Blittersdorf characterized interlocutors at AOT as having been “very cooperative” when approached about AllEarth's idea. With the change in administrations, he said, “obviously we're in close communication.”
In an email interview, AOT rail program manager Dan Delabruere said that his agency “has been made aware of the DMU purchase and will continue to evaluate any economic and transportation benefits that could be gained for all Vermonters.”
Aside from funding, the challenges facing the initiative include forging track-usage agreements with the Vermont Rail System, which operates the route between Burlington and Rutland, and the New England Central Railroad, which runs on the St Albans-Montpelier tracks, as well as the connector between Essex and Burlington.
Blittersdorf said he was “in the discussion stage” with the two freight companies.
In an email statement, Vermont Rail System vice president Selden Houghton said that he and his associates “are listening to [AllEarth's] proposal. There are certainly a lot of details to address.”
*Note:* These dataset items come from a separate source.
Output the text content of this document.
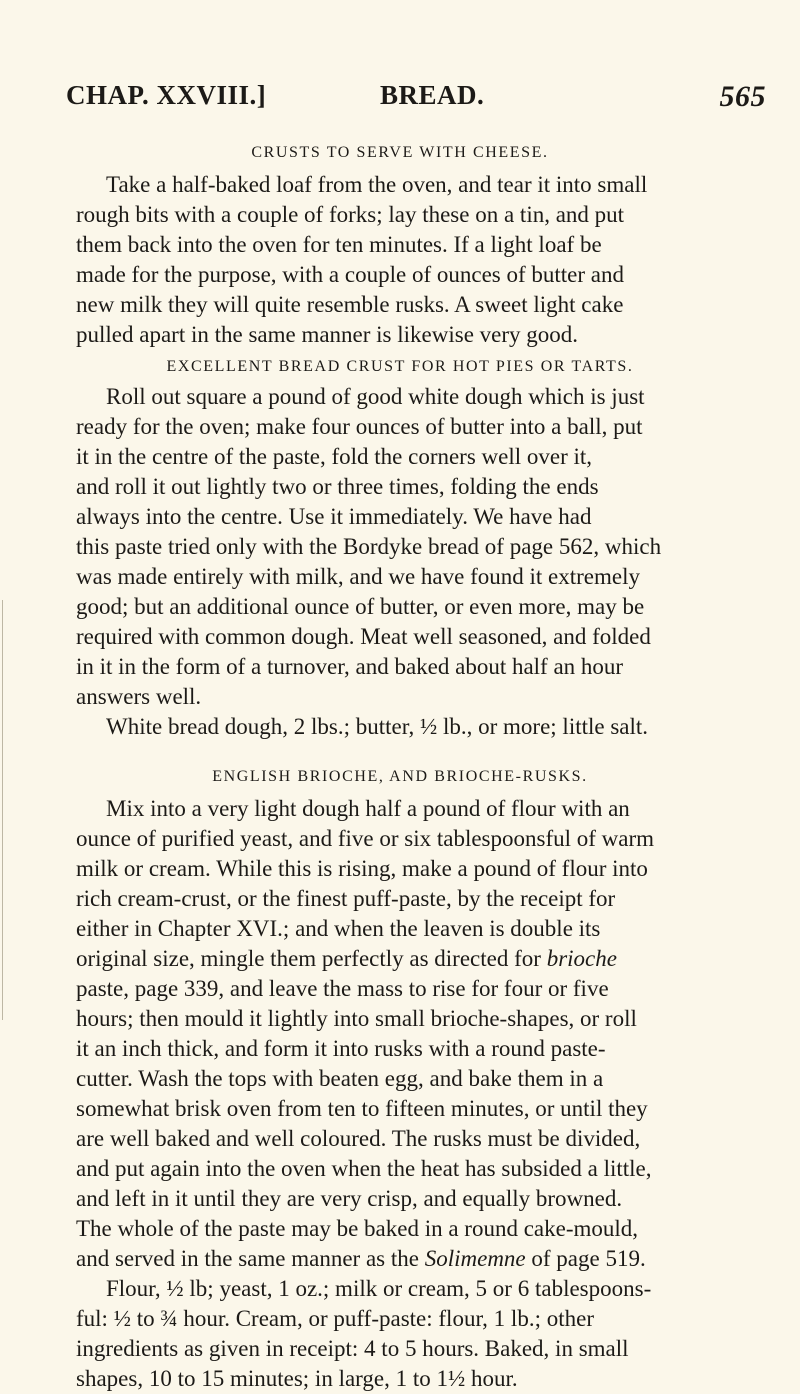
CHAP. XXVIII.]	BREAD.	565
CRUSTS TO SERVE WITH CHEESE.
Take a half-baked loaf from the oven, and tear it into small
rough bits with a couple of forks; lay these on a tin, and put
them back into the oven for ten minutes. If a light loaf be
made for the purpose, with a couple of ounces of butter and
new milk they will quite resemble rusks. A sweet light cake
pulled apart in the same manner is likewise very good.
EXCELLENT BREAD CRUST FOR HOT PIES OR TARTS.
Roll out square a pound of good white dough which is just
ready for the oven; make four ounces of butter into a ball, put
it in the centre of the paste, fold the corners well over it,
and roll it out lightly two or three times, folding the ends
always into the centre. Use it immediately. We have had
this paste tried only with the Bordyke bread of page 562, which
was made entirely with milk, and we have found it extremely
good; but an additional ounce of butter, or even more, may be
required with common dough. Meat well seasoned, and folded
in it in the form of a turnover, and baked about half an hour
answers well.
White bread dough, 2 lbs.; butter, ½ lb., or more; little salt.
ENGLISH BRIOCHE, AND BRIOCHE-RUSKS.
Mix into a very light dough half a pound of flour with an
ounce of purified yeast, and five or six tablespoonsful of warm
milk or cream. While this is rising, make a pound of flour into
rich cream-crust, or the finest puff-paste, by the receipt for
either in Chapter XVI.; and when the leaven is double its
original size, mingle them perfectly as directed for brioche
paste, page 339, and leave the mass to rise for four or five
hours; then mould it lightly into small brioche-shapes, or roll
it an inch thick, and form it into rusks with a round paste-
cutter. Wash the tops with beaten egg, and bake them in a
somewhat brisk oven from ten to fifteen minutes, or until they
are well baked and well coloured. The rusks must be divided,
and put again into the oven when the heat has subsided a little,
and left in it until they are very crisp, and equally browned.
The whole of the paste may be baked in a round cake-mould,
and served in the same manner as the Solimemne of page 519.
Flour, ½ lb; yeast, 1 oz.; milk or cream, 5 or 6 tablespoons-
ful: ½ to ¾ hour. Cream, or puff-paste: flour, 1 lb.; other
ingredients as given in receipt: 4 to 5 hours. Baked, in small
shapes, 10 to 15 minutes; in large, 1 to 1½ hour.
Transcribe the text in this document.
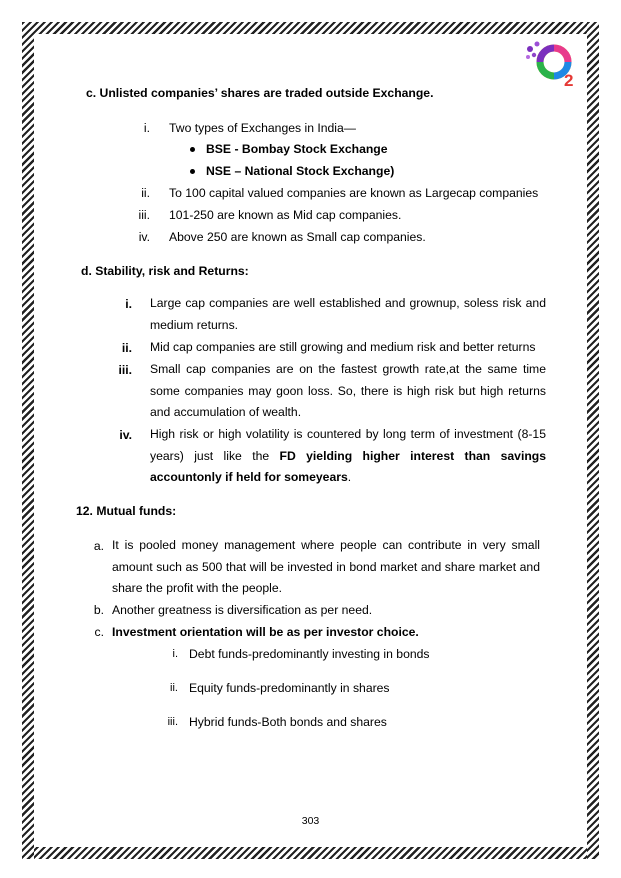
2
c. Unlisted companies’ shares are traded outside Exchange.
i. Two types of Exchanges in India—
BSE - Bombay Stock Exchange
NSE – National Stock Exchange)
ii. To 100 capital valued companies are known as Largecap companies
iii. 101-250 are known as Mid cap companies.
iv. Above 250 are known as Small cap companies.
d. Stability, risk and Returns:
i. Large cap companies are well established and grownup, soless risk and medium returns.
ii. Mid cap companies are still growing and medium risk and better returns
iii. Small cap companies are on the fastest growth rate,at the same time some companies may goon loss. So, there is high risk but high returns and accumulation of wealth.
iv. High risk or high volatility is countered by long term of investment (8-15 years) just like the FD yielding higher interest than savings accountonly if held for someyears.
12. Mutual funds:
a. It is pooled money management where people can contribute in very small amount such as 500 that will be invested in bond market and share market and share the profit with the people.
b. Another greatness is diversification as per need.
c. Investment orientation will be as per investor choice.
i. Debt funds-predominantly investing in bonds
ii. Equity funds-predominantly in shares
iii. Hybrid funds-Both bonds and shares
303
The New England Central Railroad could not be reached for comment by press time.
Asked about the hurdles that AllEarth would face, rail consultant Carl Fowler of Williston questioned the availability of funding under a federal administration whose views on passenger rail are not yet clear.
If it needs any federal support, AllEarth “is going to have to wait at least until the federal government prioritizes an infrastructure plan,” he said. But, he added, “as a private-sector operator, they might be in a very good position” with a pro-business administration.
Chances for state funding look dim for the near term, too.
Commenting at a hearing on the AOT study this February, Senate Transportation Committee chair Dick Mazza (D-Colchester) sniffed that even an upfront cost as little as half of AOT's pricey projections “is not going to fly” with state legislators.
Fowler was comfortable, however, with the cost savings and other advantages offered by the equipment AllEarth has purchased.
While most transit and intercity passenger rail providers have shunned the use of vintage cars, the Budd RDCs, among railroaders, enjoy an excellent reputation as well-built equipment.
VIA has employed Budd coaches of the same vintage as AllEarth's cars on its famous transcontinental “Canadian” train, and several US transit agencies favor at least limited use of vintage equipment going back as far as the 1930s because of its nostalgia appeal.
Fowler also stressed the need to think in a geographic context somewhat broader than that associated with the words commuter rail.
“We should be talking about regional rail,” he said, meaning a rail network with multiple cities anchoring the route. “That means St Albans and Montpelier to Burlington and continuing south at least as far as Middlebury.”
He also took note of the weak link in the regional chain of tracks as it now exists.
“The key thing is getting the Burlington-Essex track up to standards, and who's going to pay for it.”
Commuter rail in northwestern Vermont has been the subject of several public and private studies, including a paper prepared almost 30 years ago by Eugene Skoropowski, one of the most respected figures in US passenger railroading.
Now retired from a position helping establish a private intercity train service in Florida, Skoropowski recalled his 1989 study in a recent email interview.
“My personal feeling was then, as [it] is now, that a modest regional rail service would greatly benefit northern Vermont,” he said. “It has the right 'corridors,' as most of the communities along the corridors were developed around the railroad in the first place!”